Currently, 20 countries are engaged in making reforms to establish public registers.
According to EITI, hidden ownership poses problems for honest companies because they do not know who they are doing business with.
"Publishing the real owners will help ensure that there is a level playing field for all companies and allow them to know who they are doing business with," it reads.
The civil society welcomed the move, saying it will improve transparency and prevent corruption as well as improve industry engagement, competition and civic trust.
The deputy executive director at the Advocates Coalition for Development and Environment (ACODE), Onesmus Mugyenyi, said publishing owners' identities will curtail illicit financial flows from the extractive sector.
Winnie Ngabiirwe, the executive director at Global Rights Alert, which advocates transparency in natural resources management, said this should help law enforcers and the civil society to scrutinise these companies' activities.
"It has been reported many times in Uganda that certain government officials are involved in mining indirectly. Now, we want to know who the actual people reaping from this sector are," Ngabiirwe, who is also a member of the Multi-Stakeholder Group (MSG) said.
Magara Siragi Luyima, a member of MSG, noted that the mineral resources in Uganda have potential to diversify the economy, reverse trends and propel Uganda to the much-desired middle-income status.
He urged the Government to "finalise a fiscal rule that improves government performance, public financial management to improve our spending and investing of revenues from our natural resources".
Govt welcomes move
Saul Ongaria, a senior economist with the finance ministry, who also doubles as the national co-ordinator of the EITI, said the Government has embarked on implementing the standards.
"The Government intends to harmonise the local laws to conform to EITI standards and naming owners will not be debatable," he said.
Ongaria said the Government has 18 months to submit its first report to the EITI. The report will contain names of owners of the mining companies among the data. The report will be validated at the EITI International Secretariat in Oslo, Norway to decide if Uganda is compliant.

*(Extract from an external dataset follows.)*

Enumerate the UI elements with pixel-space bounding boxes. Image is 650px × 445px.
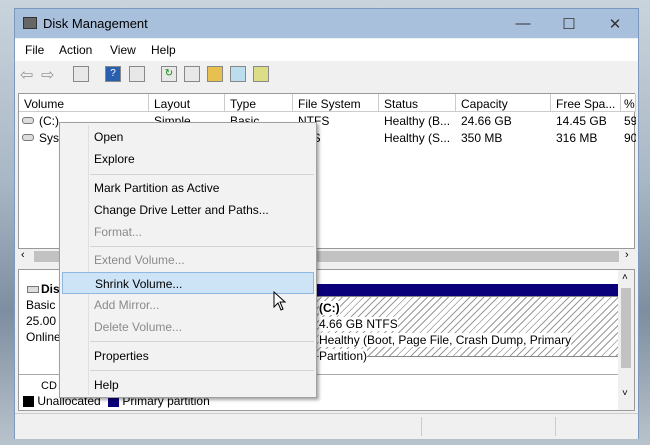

Moses Kaggwa, the director economic affairs at the finance ministry, said knowing both direct and indirect owners of mining companies will help the country know the right people to tax.
"We lose out on taxes in the sector because on many occasions we do not know who owns what. However, once we publish them, it will help institutions such as Uganda Revenue Authority go for all beneficiaries," Kaggwa said.
A 2017 Global Witness report said political elites exert a strong significance on the minerals sector. The report claimed that through African Gold Refinery, a group of Belgian and Ugandan businessmen have been able to ship out over $200m worth of gold without declaring its origin or providing evidence of adequate supply chain due diligence.
"The company has negotiated tax exemptions and has only paid a little over half a million dollars in tax," the report said.
Much as thousands of Ugandans already make a living from mining, the report said, the investigations noted that corruption, poor regulation and interference by the political elite are stifling good quality investment and putting Ugandans and their environment at risk.
The report also noted that previous attempts to reform the oil and gas sector have been undermined by institutional corruption and vested interests. Bodies such as the Office of the Auditor General and the Inspector General of Government have done some good work in identifying problems, and with sufficient resources and political backing, could play a vital role in cleaning up the sector and making it fit for sustainable and above-board inward investment.
"There are honest and dedicated employees at the Directorate of Geological Survey and Mines (DGSM). However, their efforts have been insufficient in the face of the entrenched corruption and established ways of working at the DGSM," the report said.